Maar daarmee is natuurlijk niet alles gezegd. Want mishandeling is een misdrijf en kindermishandeling is ook een misdrijf! Het zou van groot onrecht getuigen als we alleen naar de intentie van ouders kijken en daarbij onvoldoende de bedreigingen en kwetsuren van kinderen zouden zien  en de noodzaak niet zouden voelen om die te helpen verminderen!

Als we zowel de intentie van ouders, als de concrete situatie waarin kindermishandeling plaats vindt naast elkaar zetten, hebben  we te maken  met de zeer moeilijke werkelijkheid van: Liefhebbende ouders plegen een misdrijf!  Deze werkelijkheid brengt omstanders, waaronder ook hulpverleners, in een spagaat.  Enerzijds wil je de liefhebbende ouder zien, en anderzijds is er een kwetsbaar kind dat door diezelfde ouders onrecht wordt aangedaan.

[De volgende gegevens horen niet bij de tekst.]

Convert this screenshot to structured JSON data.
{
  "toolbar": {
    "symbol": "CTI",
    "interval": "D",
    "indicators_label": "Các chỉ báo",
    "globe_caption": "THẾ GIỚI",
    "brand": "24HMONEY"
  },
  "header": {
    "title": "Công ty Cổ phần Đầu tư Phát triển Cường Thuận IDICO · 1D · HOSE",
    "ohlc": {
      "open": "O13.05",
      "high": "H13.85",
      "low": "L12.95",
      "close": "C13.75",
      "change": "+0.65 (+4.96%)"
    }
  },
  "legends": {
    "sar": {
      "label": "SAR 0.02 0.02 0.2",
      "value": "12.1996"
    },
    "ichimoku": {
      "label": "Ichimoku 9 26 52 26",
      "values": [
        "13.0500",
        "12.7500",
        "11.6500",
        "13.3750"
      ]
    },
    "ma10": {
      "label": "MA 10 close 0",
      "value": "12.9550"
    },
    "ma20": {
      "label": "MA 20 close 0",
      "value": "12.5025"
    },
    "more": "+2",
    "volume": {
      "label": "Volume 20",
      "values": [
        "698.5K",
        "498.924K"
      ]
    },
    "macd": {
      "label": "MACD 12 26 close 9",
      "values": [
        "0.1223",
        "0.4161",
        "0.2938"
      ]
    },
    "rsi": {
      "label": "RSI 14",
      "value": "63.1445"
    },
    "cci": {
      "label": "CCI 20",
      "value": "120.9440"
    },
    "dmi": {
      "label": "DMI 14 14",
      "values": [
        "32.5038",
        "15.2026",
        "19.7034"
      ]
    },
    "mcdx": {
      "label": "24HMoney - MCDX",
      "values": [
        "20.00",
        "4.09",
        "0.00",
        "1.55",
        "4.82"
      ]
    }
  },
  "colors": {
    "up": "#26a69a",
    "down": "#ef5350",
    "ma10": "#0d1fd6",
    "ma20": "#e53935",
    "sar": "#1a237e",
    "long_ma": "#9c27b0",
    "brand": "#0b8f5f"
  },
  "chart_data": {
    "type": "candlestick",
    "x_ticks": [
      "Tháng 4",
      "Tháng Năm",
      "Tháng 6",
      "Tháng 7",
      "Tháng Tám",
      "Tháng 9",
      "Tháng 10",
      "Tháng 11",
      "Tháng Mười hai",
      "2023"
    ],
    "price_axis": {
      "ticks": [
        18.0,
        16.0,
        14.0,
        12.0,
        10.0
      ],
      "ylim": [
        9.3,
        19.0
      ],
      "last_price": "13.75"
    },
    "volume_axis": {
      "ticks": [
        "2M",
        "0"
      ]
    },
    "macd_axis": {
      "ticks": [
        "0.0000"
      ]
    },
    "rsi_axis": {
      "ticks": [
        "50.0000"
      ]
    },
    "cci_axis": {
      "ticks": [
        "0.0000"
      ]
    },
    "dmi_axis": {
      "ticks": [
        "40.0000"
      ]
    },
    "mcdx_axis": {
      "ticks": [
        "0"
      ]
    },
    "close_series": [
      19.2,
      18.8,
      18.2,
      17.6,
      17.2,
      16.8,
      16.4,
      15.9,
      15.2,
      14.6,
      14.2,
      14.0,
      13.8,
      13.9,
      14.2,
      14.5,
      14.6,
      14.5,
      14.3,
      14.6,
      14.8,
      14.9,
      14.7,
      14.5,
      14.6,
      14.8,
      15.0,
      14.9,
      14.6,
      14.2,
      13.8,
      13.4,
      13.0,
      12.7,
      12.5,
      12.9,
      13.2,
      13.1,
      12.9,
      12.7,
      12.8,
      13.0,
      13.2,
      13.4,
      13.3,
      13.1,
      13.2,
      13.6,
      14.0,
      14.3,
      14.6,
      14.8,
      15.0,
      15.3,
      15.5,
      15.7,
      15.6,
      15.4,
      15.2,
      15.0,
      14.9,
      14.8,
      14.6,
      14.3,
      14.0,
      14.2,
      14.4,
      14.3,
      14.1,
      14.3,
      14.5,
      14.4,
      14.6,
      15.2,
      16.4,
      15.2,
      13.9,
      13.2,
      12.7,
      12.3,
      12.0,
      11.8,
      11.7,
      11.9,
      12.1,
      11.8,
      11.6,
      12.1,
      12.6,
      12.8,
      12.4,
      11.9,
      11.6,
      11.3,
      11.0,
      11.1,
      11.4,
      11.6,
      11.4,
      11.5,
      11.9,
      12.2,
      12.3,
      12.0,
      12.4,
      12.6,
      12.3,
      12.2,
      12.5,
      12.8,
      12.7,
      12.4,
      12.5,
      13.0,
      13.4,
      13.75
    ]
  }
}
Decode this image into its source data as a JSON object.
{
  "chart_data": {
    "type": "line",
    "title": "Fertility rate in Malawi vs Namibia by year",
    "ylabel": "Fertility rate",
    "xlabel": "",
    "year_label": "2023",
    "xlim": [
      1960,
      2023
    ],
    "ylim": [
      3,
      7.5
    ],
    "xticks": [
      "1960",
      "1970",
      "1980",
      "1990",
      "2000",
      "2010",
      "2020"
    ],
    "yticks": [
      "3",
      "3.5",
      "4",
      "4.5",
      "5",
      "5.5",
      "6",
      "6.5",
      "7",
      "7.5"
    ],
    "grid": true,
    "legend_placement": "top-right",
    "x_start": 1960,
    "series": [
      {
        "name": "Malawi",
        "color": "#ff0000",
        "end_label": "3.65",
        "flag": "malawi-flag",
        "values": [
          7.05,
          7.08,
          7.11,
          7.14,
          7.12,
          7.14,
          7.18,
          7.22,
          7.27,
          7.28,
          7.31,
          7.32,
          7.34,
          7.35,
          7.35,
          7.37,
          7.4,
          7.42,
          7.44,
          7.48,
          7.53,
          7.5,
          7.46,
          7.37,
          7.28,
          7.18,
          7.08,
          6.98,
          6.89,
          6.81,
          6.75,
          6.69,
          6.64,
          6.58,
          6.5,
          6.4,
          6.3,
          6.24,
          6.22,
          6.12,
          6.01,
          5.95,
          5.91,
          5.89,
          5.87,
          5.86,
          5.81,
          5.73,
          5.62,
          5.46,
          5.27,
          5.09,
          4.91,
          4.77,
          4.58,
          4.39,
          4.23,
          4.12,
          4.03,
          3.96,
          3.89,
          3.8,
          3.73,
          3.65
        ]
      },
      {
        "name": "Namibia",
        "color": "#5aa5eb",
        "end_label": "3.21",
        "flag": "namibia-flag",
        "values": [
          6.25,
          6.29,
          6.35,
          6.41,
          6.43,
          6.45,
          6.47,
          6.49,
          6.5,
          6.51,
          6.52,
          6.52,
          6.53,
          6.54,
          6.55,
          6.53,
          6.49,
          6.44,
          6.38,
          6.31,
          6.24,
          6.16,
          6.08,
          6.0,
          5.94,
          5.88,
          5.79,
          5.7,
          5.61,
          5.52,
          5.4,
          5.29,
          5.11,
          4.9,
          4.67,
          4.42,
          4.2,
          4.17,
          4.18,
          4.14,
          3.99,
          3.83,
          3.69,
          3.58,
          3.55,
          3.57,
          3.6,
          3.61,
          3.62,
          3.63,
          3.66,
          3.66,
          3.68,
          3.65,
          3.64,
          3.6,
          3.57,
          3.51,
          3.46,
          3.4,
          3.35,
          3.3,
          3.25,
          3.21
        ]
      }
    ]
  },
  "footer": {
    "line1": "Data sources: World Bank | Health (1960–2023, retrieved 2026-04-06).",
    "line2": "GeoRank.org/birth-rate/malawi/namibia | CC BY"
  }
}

Mededogen en rechtvaardigheid

Naar mijn overtuiging is het noodzakelijk dat we als omstanders (zowel formele en informele betrokkenen) voor beide aspecten evenveel aandacht hebben. Dat we enerzijds op zoek willen gaan naar het liefhebbende ouderhart achter de mishandelende  ouder, en dat we anderzijds onrecht aan het licht brengen en opkomen voor de meest kwetsbare partij, namelijk het kind. Het vraagt om een benadering van zowel mededogen richting ouders, als eerlijkheid en rechtvaardigheid ten behoeve van de minderjarige.  Als we deze twee aspecten  steeds bepalend laten zijn in onze bejegening van ouders dan is er de grootste kans op constructieve samenwerking. Prof. Adriaenssen, die in België autoriteit is op het gebied van kindermishandeling, stelt: er valt met negentig procent van  de ouders goed samen te werken mits je handelen  gekenmerkt wordt door liefde, transparantie en rechtvaardigheid. Vanuit mijn ervaring binnen onder jeugdbescherming herken ik dit helemaal!

Gespreksvaardigheden

Als je als omstander de intentie hebt om het liefhebbende ouderhart te bereiken, vraagt dat ook om de juiste vaardigheden. Vooral de vaardigheid om vragen  te stellen  die voor ouders niet bedreigend zijn, en die hen kunnen helpen om zelf ook weer in contact te komen met hun eigen liefhebbende ouderhart. Voor mijn trainingen rond dit onderwerp heb ik een document gemaakt met vijfentwintig voorbeeldvragen die in dit kader staan. Ik noem er hier vijf:

  1. Hoe hoopt u dat uw kind(eren) later zullen terug kijken op hun jeugd?
  2. Wat heeft u nodig om de ouder te zijn die u graag zou willen zijn?
  3. Van wie krijgt u wel eens waardering/complimenten over de manier waarop u ouder bent?
  4. Wat voor persoon hoopt u dat uw kind zult worden?
  5. Wat heeft hij/zij daarvoor van u nodig?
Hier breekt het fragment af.